Johann Hari
Johann Hari is the author of The New York Times bestselling book Chasing the Scream, the product of his four-year, 12-country, 30,000-mile journey into the war on drugs. Called “breathtaking” by The Guardian, “gripping” by The Financial Times, and “riveting” by the San Francisco Chronicle, Chasing the Scream: The First and Last Days of the War on Drugs explores three startling truths: Drugs are not what we think they are. Addiction is not what we think it is. And the drug war has very different motives to the ones we have seen on our TV screens. Hari’s viral TED Talk—viewed online now nearly 12 million times—based on the book, is a funny, fascinating, and moving look at the ways in which we turn to addiction as a response to conditions of isolation and disengagement in our lives. In his new book, the instant New York Times bestseller Lost Connections, Hari turns his empathetic lens onto depression, discovering, as with drugs and addiction, that everything he thought he knew was wrong.
Hari has written for many of the world’s leading newspapers and magazines, including The New York Times, Le Monde, The Guardian, the Los Angeles Times, The New Republic, The Nation, Slate, El Mundo, and The Sydney Morning Herald. He was a lead op-ed columnist for The Independent, one of Britain’s leading newspapers, for nine years, and was named ‘National Newspaper Journalist of the Year’ by Amnesty International twice.
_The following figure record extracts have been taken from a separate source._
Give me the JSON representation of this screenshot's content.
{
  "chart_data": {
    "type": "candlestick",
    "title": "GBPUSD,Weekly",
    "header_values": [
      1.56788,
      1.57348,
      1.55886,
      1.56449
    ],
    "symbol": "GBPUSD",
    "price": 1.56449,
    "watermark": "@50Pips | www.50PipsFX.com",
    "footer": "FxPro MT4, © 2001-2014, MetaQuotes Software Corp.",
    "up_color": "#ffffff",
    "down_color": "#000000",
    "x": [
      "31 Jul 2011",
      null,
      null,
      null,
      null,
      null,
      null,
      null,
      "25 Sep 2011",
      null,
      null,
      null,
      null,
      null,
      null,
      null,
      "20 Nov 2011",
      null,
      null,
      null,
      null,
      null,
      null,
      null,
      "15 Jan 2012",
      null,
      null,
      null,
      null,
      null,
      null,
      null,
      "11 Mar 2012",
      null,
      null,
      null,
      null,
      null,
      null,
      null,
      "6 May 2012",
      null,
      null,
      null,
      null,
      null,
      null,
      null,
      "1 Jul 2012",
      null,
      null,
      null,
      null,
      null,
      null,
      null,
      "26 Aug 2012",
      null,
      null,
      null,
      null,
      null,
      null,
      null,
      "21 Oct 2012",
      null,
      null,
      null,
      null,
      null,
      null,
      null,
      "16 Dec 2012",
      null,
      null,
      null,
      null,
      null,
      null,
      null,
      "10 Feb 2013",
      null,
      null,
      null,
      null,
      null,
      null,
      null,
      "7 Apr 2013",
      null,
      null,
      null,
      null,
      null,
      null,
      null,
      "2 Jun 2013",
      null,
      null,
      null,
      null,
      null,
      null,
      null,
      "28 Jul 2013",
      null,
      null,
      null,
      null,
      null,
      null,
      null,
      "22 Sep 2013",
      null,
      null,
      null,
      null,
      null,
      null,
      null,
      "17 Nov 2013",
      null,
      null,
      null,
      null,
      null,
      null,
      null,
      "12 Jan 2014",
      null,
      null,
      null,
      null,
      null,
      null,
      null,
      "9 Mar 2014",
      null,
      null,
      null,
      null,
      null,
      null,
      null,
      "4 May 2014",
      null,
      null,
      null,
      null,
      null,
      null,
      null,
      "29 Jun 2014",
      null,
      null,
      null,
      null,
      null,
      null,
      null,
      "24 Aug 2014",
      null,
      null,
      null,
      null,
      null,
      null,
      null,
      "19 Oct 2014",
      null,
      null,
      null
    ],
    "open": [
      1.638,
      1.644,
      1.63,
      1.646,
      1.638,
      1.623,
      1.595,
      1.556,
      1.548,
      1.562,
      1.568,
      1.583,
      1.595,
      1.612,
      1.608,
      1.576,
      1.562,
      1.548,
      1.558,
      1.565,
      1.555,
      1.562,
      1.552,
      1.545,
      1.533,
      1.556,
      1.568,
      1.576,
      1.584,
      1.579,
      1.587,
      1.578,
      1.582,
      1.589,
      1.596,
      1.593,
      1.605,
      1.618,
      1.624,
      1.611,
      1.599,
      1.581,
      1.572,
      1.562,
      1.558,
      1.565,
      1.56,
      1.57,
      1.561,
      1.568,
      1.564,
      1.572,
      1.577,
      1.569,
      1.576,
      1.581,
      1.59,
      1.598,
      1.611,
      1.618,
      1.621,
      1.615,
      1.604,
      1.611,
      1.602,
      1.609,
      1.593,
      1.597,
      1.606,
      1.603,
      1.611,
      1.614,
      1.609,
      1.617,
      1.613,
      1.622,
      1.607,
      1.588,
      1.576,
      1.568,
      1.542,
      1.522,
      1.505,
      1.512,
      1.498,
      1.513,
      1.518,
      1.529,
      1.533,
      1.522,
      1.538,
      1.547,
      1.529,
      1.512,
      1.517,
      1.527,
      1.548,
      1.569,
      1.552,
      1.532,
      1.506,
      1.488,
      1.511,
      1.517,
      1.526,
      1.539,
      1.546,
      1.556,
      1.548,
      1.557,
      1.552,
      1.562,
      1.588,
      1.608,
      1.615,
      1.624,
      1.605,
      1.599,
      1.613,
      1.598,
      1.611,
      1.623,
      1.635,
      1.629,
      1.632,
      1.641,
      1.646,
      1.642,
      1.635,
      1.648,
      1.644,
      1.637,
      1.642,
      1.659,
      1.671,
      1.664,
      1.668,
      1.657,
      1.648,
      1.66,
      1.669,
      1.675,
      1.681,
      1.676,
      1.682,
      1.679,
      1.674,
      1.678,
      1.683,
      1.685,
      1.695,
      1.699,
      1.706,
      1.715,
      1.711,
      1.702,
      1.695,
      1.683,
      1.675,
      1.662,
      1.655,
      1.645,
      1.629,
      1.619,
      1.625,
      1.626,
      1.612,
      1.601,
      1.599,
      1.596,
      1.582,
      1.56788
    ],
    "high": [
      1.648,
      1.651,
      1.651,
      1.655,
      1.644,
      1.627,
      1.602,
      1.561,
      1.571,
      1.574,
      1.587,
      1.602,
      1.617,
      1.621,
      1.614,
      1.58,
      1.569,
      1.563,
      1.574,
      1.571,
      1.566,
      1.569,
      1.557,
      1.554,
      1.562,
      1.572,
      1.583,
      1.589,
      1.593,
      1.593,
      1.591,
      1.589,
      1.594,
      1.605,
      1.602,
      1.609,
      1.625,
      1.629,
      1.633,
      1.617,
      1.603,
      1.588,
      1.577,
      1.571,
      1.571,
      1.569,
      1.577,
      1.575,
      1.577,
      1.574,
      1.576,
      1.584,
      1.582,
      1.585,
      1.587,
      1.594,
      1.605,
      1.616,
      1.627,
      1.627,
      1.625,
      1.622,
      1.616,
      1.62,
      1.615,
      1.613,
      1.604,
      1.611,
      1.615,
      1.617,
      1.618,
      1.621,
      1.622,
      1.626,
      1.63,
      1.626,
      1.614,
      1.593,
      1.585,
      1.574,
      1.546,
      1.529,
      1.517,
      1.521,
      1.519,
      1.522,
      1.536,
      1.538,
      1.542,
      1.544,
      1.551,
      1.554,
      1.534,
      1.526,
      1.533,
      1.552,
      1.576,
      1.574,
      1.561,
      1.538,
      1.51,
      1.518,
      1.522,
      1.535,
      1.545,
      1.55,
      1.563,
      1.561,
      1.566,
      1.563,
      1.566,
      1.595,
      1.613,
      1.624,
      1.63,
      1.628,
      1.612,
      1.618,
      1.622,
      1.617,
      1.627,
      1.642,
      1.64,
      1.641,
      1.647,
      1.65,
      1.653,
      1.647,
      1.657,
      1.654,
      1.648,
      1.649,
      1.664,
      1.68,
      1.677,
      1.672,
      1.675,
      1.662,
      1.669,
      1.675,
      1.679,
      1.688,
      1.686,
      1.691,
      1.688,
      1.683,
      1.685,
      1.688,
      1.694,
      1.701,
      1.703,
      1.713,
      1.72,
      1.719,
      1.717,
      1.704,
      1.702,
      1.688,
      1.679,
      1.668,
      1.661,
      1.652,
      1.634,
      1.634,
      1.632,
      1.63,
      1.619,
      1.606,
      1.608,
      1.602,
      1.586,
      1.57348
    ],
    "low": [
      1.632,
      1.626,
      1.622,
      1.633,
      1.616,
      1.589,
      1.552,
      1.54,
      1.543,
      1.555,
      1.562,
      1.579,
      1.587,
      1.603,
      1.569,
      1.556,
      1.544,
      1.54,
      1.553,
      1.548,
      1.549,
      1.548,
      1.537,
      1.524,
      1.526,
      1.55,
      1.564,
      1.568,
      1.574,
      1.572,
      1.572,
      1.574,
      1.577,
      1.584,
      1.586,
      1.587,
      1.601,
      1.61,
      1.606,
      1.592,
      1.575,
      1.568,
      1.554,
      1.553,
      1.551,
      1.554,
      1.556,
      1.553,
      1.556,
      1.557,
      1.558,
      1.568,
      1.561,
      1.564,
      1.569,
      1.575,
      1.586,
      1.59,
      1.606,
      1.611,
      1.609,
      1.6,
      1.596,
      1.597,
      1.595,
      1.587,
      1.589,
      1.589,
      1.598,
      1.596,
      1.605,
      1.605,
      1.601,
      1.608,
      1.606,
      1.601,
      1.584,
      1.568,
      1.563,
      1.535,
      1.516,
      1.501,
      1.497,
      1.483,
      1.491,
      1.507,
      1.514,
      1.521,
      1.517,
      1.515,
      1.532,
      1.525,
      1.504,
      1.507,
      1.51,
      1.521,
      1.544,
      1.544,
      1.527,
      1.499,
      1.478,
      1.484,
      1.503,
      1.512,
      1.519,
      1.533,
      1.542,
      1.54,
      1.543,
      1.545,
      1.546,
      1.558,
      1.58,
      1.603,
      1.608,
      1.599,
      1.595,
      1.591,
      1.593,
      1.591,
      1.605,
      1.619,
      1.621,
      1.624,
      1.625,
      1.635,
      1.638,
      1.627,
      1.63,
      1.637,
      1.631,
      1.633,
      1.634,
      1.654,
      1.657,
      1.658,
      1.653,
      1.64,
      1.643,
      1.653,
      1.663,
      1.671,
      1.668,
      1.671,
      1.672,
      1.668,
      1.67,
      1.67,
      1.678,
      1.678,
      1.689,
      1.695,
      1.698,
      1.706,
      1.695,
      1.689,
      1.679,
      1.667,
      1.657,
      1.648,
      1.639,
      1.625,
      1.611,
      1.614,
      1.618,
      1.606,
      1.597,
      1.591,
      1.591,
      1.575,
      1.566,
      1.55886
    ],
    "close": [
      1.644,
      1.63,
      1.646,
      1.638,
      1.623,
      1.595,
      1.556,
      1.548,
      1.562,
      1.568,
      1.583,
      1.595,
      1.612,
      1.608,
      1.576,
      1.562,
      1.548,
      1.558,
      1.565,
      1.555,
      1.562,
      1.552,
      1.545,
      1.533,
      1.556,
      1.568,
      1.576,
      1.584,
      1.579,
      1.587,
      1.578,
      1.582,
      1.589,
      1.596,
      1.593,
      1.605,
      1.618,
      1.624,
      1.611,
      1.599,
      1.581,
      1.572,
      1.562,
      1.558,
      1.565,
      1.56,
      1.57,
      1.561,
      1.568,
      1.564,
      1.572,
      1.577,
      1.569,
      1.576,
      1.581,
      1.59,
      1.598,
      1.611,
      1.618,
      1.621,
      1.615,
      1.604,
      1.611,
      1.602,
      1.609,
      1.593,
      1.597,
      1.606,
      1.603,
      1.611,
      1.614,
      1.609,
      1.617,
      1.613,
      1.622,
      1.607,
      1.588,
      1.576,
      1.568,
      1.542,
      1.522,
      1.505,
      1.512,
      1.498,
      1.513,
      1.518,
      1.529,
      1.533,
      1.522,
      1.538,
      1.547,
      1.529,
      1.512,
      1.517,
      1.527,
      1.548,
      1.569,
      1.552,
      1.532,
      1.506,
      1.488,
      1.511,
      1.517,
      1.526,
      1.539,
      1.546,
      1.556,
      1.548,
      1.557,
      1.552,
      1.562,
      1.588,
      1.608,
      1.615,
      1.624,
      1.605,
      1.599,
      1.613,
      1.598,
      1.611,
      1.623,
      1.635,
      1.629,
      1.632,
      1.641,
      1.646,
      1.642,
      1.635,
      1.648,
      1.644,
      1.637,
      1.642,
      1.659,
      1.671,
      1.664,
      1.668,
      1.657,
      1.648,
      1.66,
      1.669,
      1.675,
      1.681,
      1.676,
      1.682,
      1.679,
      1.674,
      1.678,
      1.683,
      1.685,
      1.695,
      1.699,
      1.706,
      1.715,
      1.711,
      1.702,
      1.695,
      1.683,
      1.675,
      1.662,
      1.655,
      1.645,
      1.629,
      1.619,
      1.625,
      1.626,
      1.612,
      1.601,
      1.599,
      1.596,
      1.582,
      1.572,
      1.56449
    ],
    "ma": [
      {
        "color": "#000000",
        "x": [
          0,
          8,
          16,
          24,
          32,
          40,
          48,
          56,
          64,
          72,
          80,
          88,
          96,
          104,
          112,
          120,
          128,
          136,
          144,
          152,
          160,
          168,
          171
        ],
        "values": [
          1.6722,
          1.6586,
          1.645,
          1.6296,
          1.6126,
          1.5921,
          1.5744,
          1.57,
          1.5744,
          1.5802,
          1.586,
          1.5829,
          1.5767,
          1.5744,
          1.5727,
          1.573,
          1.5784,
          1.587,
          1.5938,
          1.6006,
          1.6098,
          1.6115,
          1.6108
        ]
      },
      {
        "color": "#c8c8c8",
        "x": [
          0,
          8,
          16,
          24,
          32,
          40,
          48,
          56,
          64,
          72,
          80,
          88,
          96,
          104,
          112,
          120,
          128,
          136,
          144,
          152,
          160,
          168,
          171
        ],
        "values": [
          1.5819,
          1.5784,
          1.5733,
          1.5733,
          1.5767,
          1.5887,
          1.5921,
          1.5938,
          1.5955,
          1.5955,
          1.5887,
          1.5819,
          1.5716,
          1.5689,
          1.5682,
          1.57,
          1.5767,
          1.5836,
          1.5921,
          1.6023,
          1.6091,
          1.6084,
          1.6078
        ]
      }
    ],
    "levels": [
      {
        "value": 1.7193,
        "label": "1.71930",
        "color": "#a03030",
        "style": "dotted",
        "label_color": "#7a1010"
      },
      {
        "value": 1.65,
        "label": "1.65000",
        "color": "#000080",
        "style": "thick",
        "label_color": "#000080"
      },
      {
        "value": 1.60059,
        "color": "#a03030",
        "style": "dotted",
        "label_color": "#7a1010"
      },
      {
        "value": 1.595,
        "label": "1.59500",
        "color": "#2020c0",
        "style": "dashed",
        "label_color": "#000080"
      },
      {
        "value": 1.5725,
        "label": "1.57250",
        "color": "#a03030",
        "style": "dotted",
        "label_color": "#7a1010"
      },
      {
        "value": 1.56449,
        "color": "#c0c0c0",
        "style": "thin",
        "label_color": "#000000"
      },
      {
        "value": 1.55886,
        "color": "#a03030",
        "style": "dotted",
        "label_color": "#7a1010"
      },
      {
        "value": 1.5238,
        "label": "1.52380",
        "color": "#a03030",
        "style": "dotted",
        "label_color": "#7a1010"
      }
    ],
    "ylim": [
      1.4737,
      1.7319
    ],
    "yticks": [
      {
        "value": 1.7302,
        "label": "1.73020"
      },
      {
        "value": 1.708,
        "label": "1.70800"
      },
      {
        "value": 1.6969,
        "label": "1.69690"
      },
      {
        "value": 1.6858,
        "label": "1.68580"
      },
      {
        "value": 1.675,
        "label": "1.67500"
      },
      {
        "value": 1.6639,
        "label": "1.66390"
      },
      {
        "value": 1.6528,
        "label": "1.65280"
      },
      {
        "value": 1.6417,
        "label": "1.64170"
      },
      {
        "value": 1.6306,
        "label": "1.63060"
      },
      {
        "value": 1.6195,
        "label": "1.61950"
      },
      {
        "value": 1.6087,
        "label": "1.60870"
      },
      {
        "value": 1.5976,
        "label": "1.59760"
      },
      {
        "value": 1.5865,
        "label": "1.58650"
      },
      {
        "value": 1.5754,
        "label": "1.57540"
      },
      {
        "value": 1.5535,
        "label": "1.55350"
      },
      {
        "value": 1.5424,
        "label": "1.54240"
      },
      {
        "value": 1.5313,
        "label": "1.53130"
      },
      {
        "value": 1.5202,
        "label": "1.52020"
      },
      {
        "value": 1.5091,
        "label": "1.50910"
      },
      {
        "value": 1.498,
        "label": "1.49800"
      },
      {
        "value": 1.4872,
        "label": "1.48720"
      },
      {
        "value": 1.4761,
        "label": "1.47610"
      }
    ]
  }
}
He was named ‘Environmental Commentator of the Year’ at the Editorial Intelligence awards, and ‘Gay Journalist of the Year’ at the Stonewall awards. He has also won the Martha Gellhorn Prize for political writing.
Born in Glasgow, Scotland, he has lived in London since he was a baby. He graduated from King’s College, Cambridge with a double first in Social and Political Sciences in 2001. He is currently a Visiting Fellow with Purpose, the New York-based progressive campaigning group.